Two Dimensional Transforms
CSS3 gives us the transform property, which allows us to easily position, stretch, scale, and rotate elements. Here's a list of the valid values (functions) for the transform property:
2D Transform Methods
||translate(10px, -20px) moves the element 10 pixels left and 20 pixels up from its original position; can use translateX or translateY for horizontal or vertical positioning
||rotate(20deg) rotates the element 20 degrees clockwise; negative values rotate counter-clockwise
||scale(2,3.5) stretches the element to be twice as wide and 3.5 times as tall; can also use scaleX or scaleY to specify horizontal or vertical scaling
||skew(10deg, 20deg) turns the element 10 degrees about the X axis and 20 degrees about the Y axis; can also use skewX or skewY to control X- and Y-axis skew
||matrix(0.75,0.5,-0.5,1.5,20,0) allows us to specify all of the above methods at once according to a square matrix - see the W3C website for more description of using the matrix function (but be sure to dig up a linear algebra textbook for reference!)
Browser support for transforms is catching up; newer versions of desktop and mobile browser support the property well. Vendor prefixes are recommended - we won't show the prefixes when discussing syntax but will use as appropriate in demos and exercises. Internet Explorer supports transform from version 9 (with -ms- prefix) and without the prefix in version 10.

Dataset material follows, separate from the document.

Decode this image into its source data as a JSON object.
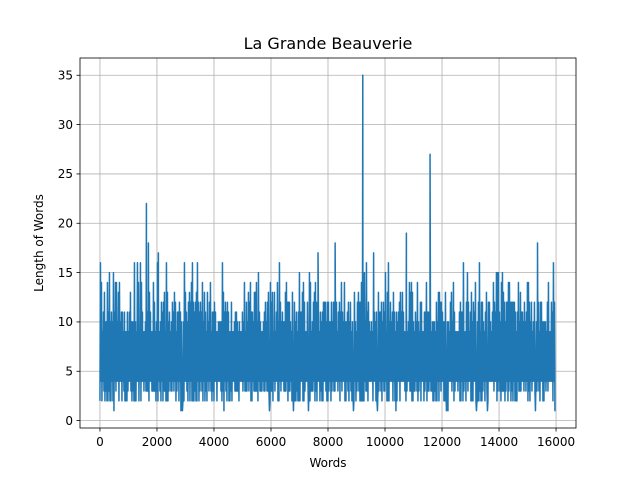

We'll examine each of the various transform methods in the next example.
By default, the origin - the reference point for translations, rotations, scalings, and skewings - is the center of the element. We can change that via the transform-origin property. The property accepts values for the x-axis and y-axis of the origin, respectively, in percentage, absolute length, or keyword forms. Here are some examples:
- transform-origin: 20% 50%
- transform-origin: left top (possible x values are left, center, right; possible y values are top, center, bottom)
- transform-origin: 10px 50px
In our work so far, we have only looked at two-dimensional transforms. CSS3 also gives us the power to transform elements in three dimensions, too, but those transforms are beyond the scope of this course.